The petfood and pet care industries have been a hotbed of merger and acquisition (M&A) activity for several years now; in fact, even during the recession, that activity picked up, unlike in most other industries. Thus, last week's announcement that Nestlé Purina PetCare had acquired Zuke's Performance Pet Nutrition, a maker of natural, functional treats, came as no real surprise to anyone working in or watching our industry.
Nestlé Purina itself has been on a small buying spree: last year it bought Petfinder.com, an online pet adoption portal. And market research firms and others tracking petfood have speculated the company was in an acquiring mood. For example, in its Pet Food in U.S., 10th Edition report, released last year, Packaged Facts stated: "As the only major player without a leading natural brand originating in the pet specialty channel, Nestlé Purina may also be shopping around, given Mars’ acquisition of Nutro, Procter & Gamble’s purchase of Natura and Del Monte’s acquisition of Natural Balance." To date, Nestlé Purina hasn't acquired a natural petfood maker, but with its line of treats, Zuke's comes close.
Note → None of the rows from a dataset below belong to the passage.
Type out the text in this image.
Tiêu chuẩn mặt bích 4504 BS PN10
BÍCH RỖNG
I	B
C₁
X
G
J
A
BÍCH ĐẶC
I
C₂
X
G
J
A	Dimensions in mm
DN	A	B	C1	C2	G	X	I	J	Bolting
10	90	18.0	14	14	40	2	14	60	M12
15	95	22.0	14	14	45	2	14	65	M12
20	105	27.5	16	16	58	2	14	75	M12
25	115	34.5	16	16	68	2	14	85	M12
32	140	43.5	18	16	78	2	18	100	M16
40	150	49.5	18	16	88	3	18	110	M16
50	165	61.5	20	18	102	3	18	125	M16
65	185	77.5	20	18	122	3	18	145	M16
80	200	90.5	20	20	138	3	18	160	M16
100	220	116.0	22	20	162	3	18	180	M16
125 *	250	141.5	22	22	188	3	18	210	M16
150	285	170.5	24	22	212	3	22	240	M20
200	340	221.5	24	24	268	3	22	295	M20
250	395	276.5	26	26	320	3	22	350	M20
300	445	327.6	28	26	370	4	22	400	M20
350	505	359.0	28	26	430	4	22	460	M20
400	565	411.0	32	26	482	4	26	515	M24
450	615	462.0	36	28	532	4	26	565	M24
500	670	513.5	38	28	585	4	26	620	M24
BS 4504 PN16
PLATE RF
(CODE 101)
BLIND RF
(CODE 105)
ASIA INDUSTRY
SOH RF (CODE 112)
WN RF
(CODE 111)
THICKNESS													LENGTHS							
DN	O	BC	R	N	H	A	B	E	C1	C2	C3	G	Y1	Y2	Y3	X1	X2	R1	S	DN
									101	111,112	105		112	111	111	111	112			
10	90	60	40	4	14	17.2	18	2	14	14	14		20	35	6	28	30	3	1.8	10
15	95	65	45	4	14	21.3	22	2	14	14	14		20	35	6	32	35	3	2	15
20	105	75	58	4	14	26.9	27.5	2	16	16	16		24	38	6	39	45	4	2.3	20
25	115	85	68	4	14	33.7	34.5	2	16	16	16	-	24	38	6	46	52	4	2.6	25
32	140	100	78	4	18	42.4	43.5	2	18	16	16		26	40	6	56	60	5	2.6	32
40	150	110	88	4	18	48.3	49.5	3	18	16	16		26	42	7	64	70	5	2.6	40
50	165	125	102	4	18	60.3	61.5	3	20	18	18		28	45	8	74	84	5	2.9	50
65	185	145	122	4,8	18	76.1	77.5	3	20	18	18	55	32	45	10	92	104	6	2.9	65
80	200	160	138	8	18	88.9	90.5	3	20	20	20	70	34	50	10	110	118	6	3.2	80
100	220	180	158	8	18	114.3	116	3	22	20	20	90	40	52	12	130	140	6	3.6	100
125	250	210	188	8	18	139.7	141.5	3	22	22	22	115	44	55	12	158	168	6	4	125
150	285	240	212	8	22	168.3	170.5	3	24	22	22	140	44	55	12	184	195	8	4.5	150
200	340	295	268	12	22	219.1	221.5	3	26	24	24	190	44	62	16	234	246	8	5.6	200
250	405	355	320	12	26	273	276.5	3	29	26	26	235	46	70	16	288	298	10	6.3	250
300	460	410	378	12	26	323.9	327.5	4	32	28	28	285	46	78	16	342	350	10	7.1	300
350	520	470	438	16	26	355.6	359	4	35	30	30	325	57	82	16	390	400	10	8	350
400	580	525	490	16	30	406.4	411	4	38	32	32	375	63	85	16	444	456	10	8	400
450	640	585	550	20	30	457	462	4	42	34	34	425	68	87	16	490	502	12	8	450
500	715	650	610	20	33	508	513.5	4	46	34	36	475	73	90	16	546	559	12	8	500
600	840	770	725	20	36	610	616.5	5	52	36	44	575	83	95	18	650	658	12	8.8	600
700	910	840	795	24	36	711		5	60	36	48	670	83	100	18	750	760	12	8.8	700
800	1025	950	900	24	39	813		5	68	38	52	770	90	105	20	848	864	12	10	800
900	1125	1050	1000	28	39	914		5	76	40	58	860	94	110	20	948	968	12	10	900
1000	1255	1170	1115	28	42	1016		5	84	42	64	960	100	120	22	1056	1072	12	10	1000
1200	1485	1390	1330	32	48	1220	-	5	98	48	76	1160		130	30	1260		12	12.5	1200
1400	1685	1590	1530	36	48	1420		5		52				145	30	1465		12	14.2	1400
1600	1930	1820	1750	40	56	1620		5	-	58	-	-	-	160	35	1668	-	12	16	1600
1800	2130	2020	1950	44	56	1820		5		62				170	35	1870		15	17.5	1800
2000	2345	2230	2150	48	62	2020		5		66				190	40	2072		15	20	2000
According to Bloomberg News, reporting on the Zuke's purchase, Nestlé is "seeking to expand in the fast-growing natural petfood business."
So who, or what, is next? There's no doubt more deals are on the way. All the buzz (off the record, of course!) is still about Del Monte and that, after divesting its human food business last year to focus on pet products, has money and is ready to spend it on acquisitions. However, reports that Del Monte might be targeting P&G's petfood brands (articles and speculation on this were rampant last fall) have died down. In fact, earlier this month, an analyst from Euromonitor said he believes P&G will stay in the pet care sector because its petfood sales actually increased -- only by 2%, but that was better than the performance for some of the company's other business units.
It all makes for interesting gossip and a fun parlor game. But considering that future M&A deals could greatly impact the industry's competitive landscape, it bears watching and waiting for any actual (and possibly inevitable) announcements. Not to mention, remembering that these transactions involve real companies with real products that consumers and pet retailers count on and real employees whose livelihoods might be affected.